Proper preparation for oral argument requires a thorough knowledge of the rules and procedures, as well as the customs, of the court in which the argument will occur. To avoid embarrassing or harmful moments, understanding sign-in, timing, sequence of arguments, modes of address, norms of dress and decorum are crucial. Even knowing in advance of the day of argument where to park and how to find the courtroom is important.1 A thorough understanding of these matters will not only avoid unfortunate missteps: it will increase your confidence level going into the argument.

The first step in this process is to read the court rules governing oral argument. The second step is to attend and observe oral arguments in that court in advance of your own argument. Finally, discuss with practitioners experienced in that court any peculiarities with which they are familiar.

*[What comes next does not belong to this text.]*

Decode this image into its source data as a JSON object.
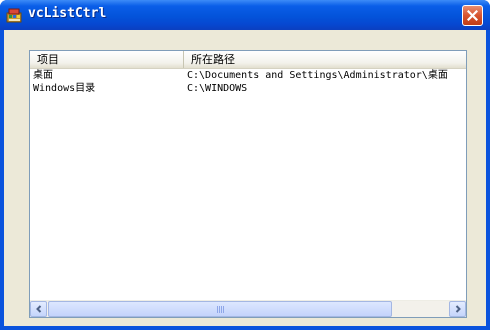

2. Know Your Judges or Justices

In addition to understanding the court in which you are preparing to argue, it is important to become familiar with the individual judges or justices before whom you will be arguing. In the Supreme Court of Georgia, in the absence of a recusal, it is the same seven justices for each argument. In the Court of Appeals, you receive the identity of panel members upon docketing

1 The Courtrooms of both the Supreme Court and the Court of Appeals are located on the Sixth Floor of the State Judicial Building at 40 Mitchell Street, Atlanta, Georgia 30334. If you look up the address of the Court of Appeals online, it will come up as 47 Trinity Avenue S.W., Suite 501, Atlanta, GA 30334. That is the address of the Court of Appeals Clerk’s office, which is in a different building than the courtroom. Similarly, if you look up the address of the Supreme Court, it will come up as 244 Washington Street, Room 572, State Office Annex Building, Atlanta, Georgia 30334. That is the address of the Supreme Court Clerk’s office, which is in a different building from the courtroom. Don’t go to the Clerk’s office for your oral argument!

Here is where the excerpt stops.